Most of England is like this, quiet and rolling, understated loveliness vested in its detail. It's biodiversity, to give the posh name. But it's the detail that we've been losing fast for 50 years and are likely to lose even faster. This is because we're all fabulously ignorant about our own countryside, and this is not simply the wilful ignorance of the person on the way to a fast buck via a concrete swath over the nearest Site of Special Scientific Interest (SSSI).

We get ramblers out from our nearest big town; they come over the stile opposite our house and stand outside the kitchen window in the lane looking at maps. They chat, they ask directions. They are clearly having a lovely time, and yet one of them said to me: "I like walking round here. It's like scampi and chips at your local pub. You know, nothing special, but nice." When I asked him if he'd noticed the orchids growing beside the path he looked confused, then grinned - I was pulling his leg, surely. "Orchids? You don't get them here!"

Jane's husband Stewart has lived on their farm all his life. Loves his tractor, his pigs, his fields. Cried the day the cows were sold. Whenever I tell him I've had to go to London for work, he shudders. "Cor!" he says, "Can't stand the place!" and he shifts his cap with the agitation of even thinking of the city's congestion and lack of green. But during his tenure of the farm he's ripped out half the hedgerows and drained two ponds. He says: "You don't see birds like you did when I was a boy," as if it were nothing to do with him, as if the decline in our songbird populations were like Jerry Springer, or two-pound coins, all part of the world generally going to the dogs.

Stewart welcomes walkers on his land, and they walk happily across it thinking how neat and green his fields look. The walkers don't know that the field should be full of plants other than bright, chemically fertilised Italian rye grass, and if they don't know, then who is going to tell Stewart Woods that the reason he doesn't see birds any more is because he's left them nothing to eat and nowhere to nest?

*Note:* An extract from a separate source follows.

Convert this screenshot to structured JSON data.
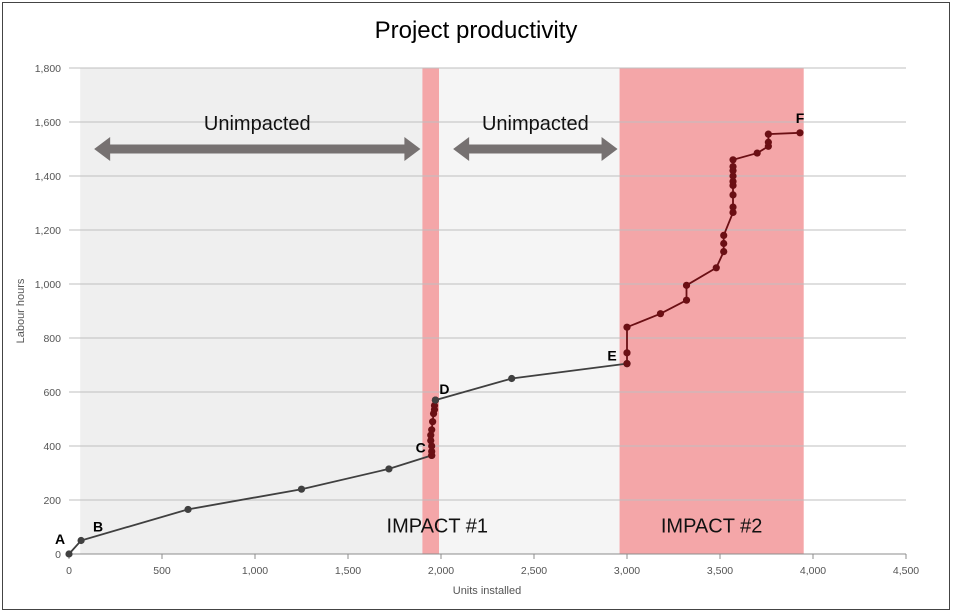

Of course, we aren't short of the wilful variety of ignorance around here either. We have a little catch- phrase at home, said in the thickest cod rural accent available: "You doan unnerstan' coun'ry ways". It's mostly applied to a nearby farm whose owners we have nicknamed Cow Pat and Bin Bag. They have a constant bonfire going, fuelled by plastic waste, sump oil and whatever out-of-date chemicals they find in the back of their barn. Their slurry pit - unfenced, illegal and about to engulf the public highway - has been a constant source of pollution to their neighbours' natural lake for 20 years. They leave herbicide and fertiliser sacks with remnant contents intact in the fields to scorch the grass and seep into the stream. Needless to say, they long ago ploughed away any evidence of footpaths or bridleways crossing their land. If anyone challenges their "guardianship of the countryside" they snarl over their pints about "incomers" (they are from two counties away themselves) and townies: "You doan unnerstan' coun'ry ways".

After decades of being shut out by landowners, the British public is about to be unleashed unfettered on to the land. The more militant ramblers may eventually find their way past Cow Pat and Bin Bags' barbed-wire and dogs, and the spotlight of public disapproval may finally force them to slap a little cosmetic neatness on their disgusting abuses.

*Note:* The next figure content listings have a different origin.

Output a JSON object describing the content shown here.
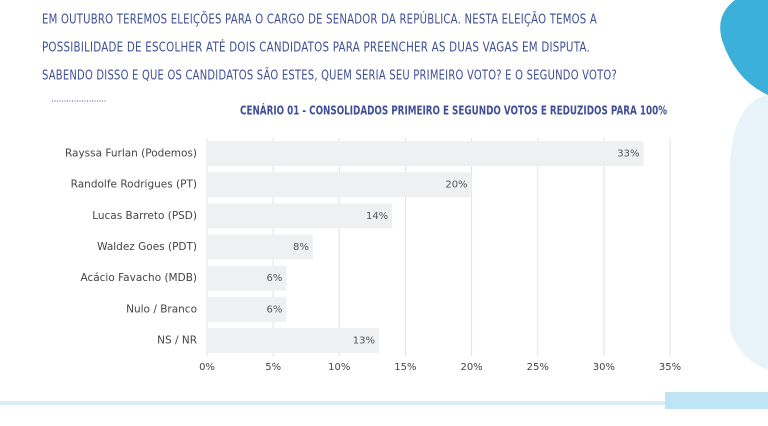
{
  "intro": {
    "lines": [
      "EM OUTUBRO TEREMOS ELEIÇÕES PARA O CARGO DE SENADOR DA REPÚBLICA. NESTA ELEIÇÃO TEMOS A",
      "POSSIBILIDADE DE ESCOLHER ATÉ DOIS CANDIDATOS PARA PREENCHER AS DUAS VAGAS EM DISPUTA.",
      "SABENDO DISSO E QUE OS CANDIDATOS SÃO ESTES, QUEM SERIA SEU PRIMEIRO VOTO? E O SEGUNDO VOTO?"
    ]
  },
  "chart_data": {
    "type": "barh",
    "title": "CENÁRIO 01 - CONSOLIDADOS PRIMEIRO E SEGUNDO VOTOS E REDUZIDOS PARA 100%",
    "categories": [
      "Rayssa Furlan (Podemos)",
      "Randolfe Rodrigues (PT)",
      "Lucas Barreto (PSD)",
      "Waldez Goes (PDT)",
      "Acácio Favacho (MDB)",
      "Nulo / Branco",
      "NS / NR"
    ],
    "values": [
      33,
      20,
      14,
      8,
      6,
      6,
      13
    ],
    "value_labels": [
      "33%",
      "20%",
      "14%",
      "8%",
      "6%",
      "6%",
      "13%"
    ],
    "color": "#eef0f1",
    "xlim": [
      0,
      35
    ],
    "xticks": [
      {
        "value": 0,
        "label": "0%"
      },
      {
        "value": 5,
        "label": "5%"
      },
      {
        "value": 10,
        "label": "10%"
      },
      {
        "value": 15,
        "label": "15%"
      },
      {
        "value": 20,
        "label": "20%"
      },
      {
        "value": 25,
        "label": "25%"
      },
      {
        "value": 30,
        "label": "30%"
      },
      {
        "value": 35,
        "label": "35%"
      }
    ],
    "grid": true
  }
}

"The Right to Roam" is democratic for sure, but without a little education on either side - landowners and walkers - I don't see how this new access will be good news for most of the English countryside. The walkers will exercise their "right" in the high-profile beauty spots of the National Parks, where farmers may make money out of the increased numbers of visitors. But in the quiet majority of the countryside landowners and farmers will go on chipping away - without understanding - at the precious little details in order to try to stay in business. Walkers won't come here in big enough numbers to make an economic impact, and they won't be effective watchdogs because they don't even know that they've just trampled the last stand of incredibly rare orchid in the land. Seems to me that doan nobody unnerstan' coun'ry ways.